I’d never done a spin class. Until 5:30. This morning.
A good friend had told me about a two-week free trial membership at a really nice health and fitness club in Canton.
So, after stopping at the front desk, exchanging info, and an awkward smile at a camera atop a computer monitor, I was in. And, signed up for my first class experience.
An hour on a bike.
Now the whole bike-riding thing I’ve been doing for a while. Since about age 6 as I recall. But this is different. Really different.
As I walked into the room and found my assigned spot, I was concerned my newbie status would be painfully obvious. But some sweet people helped me adjust the seat, understand the dials, and prepare for battle.

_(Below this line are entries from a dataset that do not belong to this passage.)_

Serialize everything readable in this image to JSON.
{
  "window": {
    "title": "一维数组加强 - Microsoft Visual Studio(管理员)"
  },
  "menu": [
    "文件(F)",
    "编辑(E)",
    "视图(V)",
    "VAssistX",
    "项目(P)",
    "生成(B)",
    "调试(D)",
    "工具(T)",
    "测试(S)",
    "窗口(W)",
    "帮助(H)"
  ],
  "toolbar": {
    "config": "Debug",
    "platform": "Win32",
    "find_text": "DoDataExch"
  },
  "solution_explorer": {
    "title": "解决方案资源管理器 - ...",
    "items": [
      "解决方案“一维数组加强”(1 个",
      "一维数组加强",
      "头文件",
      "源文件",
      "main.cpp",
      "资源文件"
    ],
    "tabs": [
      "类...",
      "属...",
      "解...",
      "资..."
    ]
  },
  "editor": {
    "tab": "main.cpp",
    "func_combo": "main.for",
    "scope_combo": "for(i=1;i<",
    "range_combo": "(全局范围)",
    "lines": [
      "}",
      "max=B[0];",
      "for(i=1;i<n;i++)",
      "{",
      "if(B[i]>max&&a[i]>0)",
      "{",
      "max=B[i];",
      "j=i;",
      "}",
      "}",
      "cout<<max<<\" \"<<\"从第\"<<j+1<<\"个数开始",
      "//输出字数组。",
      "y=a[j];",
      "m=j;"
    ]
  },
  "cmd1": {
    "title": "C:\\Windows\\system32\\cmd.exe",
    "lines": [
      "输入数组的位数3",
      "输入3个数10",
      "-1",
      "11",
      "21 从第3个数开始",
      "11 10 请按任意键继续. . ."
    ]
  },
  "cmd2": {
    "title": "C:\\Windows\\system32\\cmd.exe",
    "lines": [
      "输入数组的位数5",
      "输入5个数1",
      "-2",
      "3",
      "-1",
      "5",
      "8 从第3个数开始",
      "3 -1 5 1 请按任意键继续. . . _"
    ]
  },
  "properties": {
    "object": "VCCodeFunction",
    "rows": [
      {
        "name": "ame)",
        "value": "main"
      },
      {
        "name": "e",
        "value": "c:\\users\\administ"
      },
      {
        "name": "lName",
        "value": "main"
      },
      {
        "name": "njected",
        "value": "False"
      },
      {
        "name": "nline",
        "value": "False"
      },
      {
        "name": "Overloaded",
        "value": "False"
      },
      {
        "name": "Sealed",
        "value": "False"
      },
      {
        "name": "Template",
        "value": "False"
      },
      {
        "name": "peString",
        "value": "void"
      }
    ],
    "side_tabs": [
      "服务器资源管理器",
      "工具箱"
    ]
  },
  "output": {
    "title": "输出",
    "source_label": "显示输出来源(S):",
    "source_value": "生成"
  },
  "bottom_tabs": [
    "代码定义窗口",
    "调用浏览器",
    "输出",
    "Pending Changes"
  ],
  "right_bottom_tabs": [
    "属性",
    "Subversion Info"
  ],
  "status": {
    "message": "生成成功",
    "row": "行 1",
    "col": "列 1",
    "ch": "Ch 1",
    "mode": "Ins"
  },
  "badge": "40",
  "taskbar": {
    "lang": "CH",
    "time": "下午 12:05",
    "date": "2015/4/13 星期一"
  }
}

And then we were off. Well, not actually, but, you know what I mean.
There were hills, sprints, look-mom-no-hands moments, and lots and lots of sweat. Think of it as sixty minutes of discomfort, served with a side of agony, sprinkled lightly with disguised euphoria.
And the weird part? When you get done, you want to do it again. Count me in with the crazies.
But it was something that happened near the end of the class that stood out the most. Our instructor, Jessie, had left the stage where she had been leading and began to walk among the participants. Shouting things.
To my right, “You’ve got this.” “Keep going!”
To my left, “All the way!” “Don’t stop!”
And then she walked by Bike #18.
“Good job, Todd. Way to go.”
Jessie had known me for exactly 57 minutes. She had thirty other people she was leading. But in three seconds she had inspired a blog post.
She saw me. I wasn’t invisible. I know that because she used my name.
And she intentionally encouraged me. I know, it’s part of her job. But she did it. And meant it.
Now I know that in four weeks or tomorrow, Jessie may forget my name. I get it. And at some point, I’ll probably forget the name of the woman who taught my first spin class.
But I won’t forget what she said. Because words have an amazingly long shelf-life. Both the positive ones and the others.
So the moral of the story from a rainy morning in Baltimore?
- Try something new. Especially if it makes you more healthy. You’ll discover the anxiety ahead of time is no match for the contentment afterward.
- And, have you got three seconds to spare? Say something encouraging to somebody. Use their name. And watch what happens.
Noticed people pedal harder. While doing things they’ve never done before.